Warning: SOL timing can depend on case-specific triggering events (for example, how the offense is considered “commenced” for SOL purposes) and may involve tolling or exceptions. Treat any calculation as a scheduling aid, not a legal determination.

What DocketMath’s calculator needs (inputs)

To run the calculator effectively, you typically provide:

  • Date of offense (i.e., the date the alleged act occurred), or the trigger date your materials treat as controlling
  • Jurisdiction: Missouri (US-MO)
  • Case context / workflow selection (if available): whether you’re estimating based on the offense date or another trigger date your documents use

What the calculator outputs (how outputs change with inputs)

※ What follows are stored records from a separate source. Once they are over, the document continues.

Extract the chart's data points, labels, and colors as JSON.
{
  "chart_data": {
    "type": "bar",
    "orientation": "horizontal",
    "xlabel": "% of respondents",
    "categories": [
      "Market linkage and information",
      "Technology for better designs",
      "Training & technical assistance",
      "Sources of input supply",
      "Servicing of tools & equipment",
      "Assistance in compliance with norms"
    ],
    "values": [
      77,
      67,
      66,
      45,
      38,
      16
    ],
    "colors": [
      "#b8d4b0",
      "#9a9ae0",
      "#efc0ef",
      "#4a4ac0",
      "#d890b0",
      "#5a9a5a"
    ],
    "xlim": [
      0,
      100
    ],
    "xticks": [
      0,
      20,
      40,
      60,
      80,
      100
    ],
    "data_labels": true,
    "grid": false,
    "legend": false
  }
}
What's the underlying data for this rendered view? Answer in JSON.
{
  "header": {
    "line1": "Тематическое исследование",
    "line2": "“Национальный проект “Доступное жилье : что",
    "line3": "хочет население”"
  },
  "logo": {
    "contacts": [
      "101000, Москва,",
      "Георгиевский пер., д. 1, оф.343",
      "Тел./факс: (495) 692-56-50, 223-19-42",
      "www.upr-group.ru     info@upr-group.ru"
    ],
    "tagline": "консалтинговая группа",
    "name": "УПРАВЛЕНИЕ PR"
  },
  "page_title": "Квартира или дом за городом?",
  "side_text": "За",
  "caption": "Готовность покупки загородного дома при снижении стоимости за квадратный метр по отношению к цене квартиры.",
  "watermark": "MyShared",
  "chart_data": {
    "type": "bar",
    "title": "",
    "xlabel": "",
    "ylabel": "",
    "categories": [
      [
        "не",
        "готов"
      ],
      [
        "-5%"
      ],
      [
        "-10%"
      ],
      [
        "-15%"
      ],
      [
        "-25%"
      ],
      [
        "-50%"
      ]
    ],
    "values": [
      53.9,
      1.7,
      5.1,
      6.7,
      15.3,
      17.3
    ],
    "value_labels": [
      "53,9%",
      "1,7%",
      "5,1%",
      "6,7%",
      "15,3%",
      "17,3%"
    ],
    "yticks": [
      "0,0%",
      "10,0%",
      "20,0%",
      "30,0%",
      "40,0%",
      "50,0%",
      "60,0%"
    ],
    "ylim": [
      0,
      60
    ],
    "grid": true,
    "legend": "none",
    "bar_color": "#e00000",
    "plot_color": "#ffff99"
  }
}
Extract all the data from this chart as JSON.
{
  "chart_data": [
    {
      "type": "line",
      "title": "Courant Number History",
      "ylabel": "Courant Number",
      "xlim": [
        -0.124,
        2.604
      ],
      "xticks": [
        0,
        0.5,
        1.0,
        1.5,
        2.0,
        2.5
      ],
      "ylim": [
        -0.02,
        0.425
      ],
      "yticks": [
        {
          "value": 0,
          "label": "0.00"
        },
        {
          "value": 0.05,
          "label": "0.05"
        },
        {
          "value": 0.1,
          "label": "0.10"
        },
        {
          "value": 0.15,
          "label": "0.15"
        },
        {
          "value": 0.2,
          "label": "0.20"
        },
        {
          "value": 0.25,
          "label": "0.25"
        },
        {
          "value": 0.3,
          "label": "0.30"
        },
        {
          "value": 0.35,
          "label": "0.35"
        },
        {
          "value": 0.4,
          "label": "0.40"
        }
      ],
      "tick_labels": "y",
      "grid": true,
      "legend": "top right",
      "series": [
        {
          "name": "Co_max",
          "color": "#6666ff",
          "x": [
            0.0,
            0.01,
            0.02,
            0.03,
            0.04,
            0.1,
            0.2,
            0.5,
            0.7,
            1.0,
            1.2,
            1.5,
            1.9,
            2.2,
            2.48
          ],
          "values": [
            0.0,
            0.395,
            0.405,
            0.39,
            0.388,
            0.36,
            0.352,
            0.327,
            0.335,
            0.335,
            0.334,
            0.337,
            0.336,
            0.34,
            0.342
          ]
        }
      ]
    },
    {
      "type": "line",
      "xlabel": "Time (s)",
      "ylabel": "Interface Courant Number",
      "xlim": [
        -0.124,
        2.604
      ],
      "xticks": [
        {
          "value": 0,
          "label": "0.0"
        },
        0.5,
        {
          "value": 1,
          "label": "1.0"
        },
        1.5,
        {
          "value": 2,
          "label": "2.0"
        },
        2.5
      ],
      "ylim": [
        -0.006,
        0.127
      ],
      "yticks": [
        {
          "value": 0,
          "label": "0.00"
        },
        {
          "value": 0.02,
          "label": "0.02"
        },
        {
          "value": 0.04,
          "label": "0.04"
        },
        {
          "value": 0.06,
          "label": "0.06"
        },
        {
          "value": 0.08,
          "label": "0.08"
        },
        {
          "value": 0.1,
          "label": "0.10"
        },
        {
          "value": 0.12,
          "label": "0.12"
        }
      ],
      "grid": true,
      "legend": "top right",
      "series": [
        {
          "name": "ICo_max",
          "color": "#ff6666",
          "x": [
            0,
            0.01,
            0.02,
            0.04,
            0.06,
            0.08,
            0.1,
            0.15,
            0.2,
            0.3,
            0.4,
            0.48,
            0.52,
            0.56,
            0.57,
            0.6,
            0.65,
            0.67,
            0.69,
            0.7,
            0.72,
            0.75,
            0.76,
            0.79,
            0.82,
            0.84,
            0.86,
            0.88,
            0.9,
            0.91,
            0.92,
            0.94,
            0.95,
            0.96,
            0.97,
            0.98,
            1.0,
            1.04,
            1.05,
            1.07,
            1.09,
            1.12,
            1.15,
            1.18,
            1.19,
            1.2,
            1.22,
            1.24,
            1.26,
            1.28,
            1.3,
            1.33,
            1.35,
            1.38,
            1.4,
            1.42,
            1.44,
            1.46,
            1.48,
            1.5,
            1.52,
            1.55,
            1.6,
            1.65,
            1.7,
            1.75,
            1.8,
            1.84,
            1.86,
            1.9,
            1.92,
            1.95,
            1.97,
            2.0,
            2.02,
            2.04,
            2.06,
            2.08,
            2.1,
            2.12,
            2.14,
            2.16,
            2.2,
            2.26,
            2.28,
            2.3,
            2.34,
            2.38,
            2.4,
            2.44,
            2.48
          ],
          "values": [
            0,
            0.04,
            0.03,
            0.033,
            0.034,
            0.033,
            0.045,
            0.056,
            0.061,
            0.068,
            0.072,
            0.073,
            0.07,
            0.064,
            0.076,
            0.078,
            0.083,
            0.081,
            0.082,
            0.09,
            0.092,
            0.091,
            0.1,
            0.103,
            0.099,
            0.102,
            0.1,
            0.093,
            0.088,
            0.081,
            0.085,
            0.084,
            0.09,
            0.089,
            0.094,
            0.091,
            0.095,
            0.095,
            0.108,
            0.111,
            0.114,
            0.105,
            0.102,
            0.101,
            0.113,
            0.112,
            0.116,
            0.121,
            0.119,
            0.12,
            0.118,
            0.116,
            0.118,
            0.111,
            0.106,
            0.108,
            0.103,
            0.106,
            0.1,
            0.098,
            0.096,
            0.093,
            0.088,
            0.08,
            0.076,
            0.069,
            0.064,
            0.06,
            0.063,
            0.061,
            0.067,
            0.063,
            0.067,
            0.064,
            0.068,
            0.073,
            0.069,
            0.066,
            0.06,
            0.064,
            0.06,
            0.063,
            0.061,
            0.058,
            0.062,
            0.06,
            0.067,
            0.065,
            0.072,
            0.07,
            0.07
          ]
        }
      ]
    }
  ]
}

The calculator estimates an outer deadline using the default general SOL period. In practice:

  • If you enter an earlier trigger date, the estimated deadline shifts earlier.
  • If you enter a later trigger date, the estimated deadline shifts later.
  • If you later determine that a different trigger date applies in your situation, rerun the calculator using that updated trigger date so your timeline matches your records.

Citations

Missouri’s general statute of limitations period for certain offenses is set out at:

  • Mo. Rev. Stat. § 556.037general SOL: 5 years (default rule used by DocketMath when no claim-type-specific sub-rule is identified in the provided jurisdiction data)

Source (full text as indexed by Justia):
https://law.justia.com/codes/missouri/title-xxxviii/chapter-556/section-556-037/

No claim-type-specific sub-rule found in provided data: The jurisdiction data provided indicates this general/default 5-year period applies, and it did not include a separate subsection that shortens or extends the SOL specifically for “sexual assault.”

Use the calculator

Use DocketMath’s statute-of-limitations tool to estimate the outer deadline using the default Missouri SOL of 5 years from the relevant trigger date you enter.

Primary CTA: /tools/statute-of-limitations

Run the Statute Of Limitations calculation in DocketMath, then save the output so it can be audited later: Open the calculator.

How to run it (quick steps)

  1. Open the DocketMath statute-of-limitations tool: /tools/statute-of-limitations
  2. Choose **Missouri (US-MO)
  3. Enter your trigger date (commonly the date of offense in practical tracking workflows)
  4. Confirm the tool is applying the default general SOL (5 years) under Mo. Rev. Stat. § 556.037
  5. Review the resulting estimated deadline/filing window shown by the tool

How outputs change when you adjust inputs

Example (illustrative only, not legal advice):

  • Trigger date: Jan 1, 2020 → default deadline estimate: Jan 1, 2025
  • Trigger date: Jun 15, 2021 → default deadline estimate: Jun 15, 2026

In both examples, the calculator applies the general 5-year SOL under Mo. Rev. Stat. § 556.037.

Pitfall: The offense date is not always the controlling trigger date in every workflow. If your documents treat another date as operative (for instance, a “commencement” date for SOL purposes, a continuing-act date, or another legally relevant timing date), rerun the calculator using the date your materials treat as the trigger.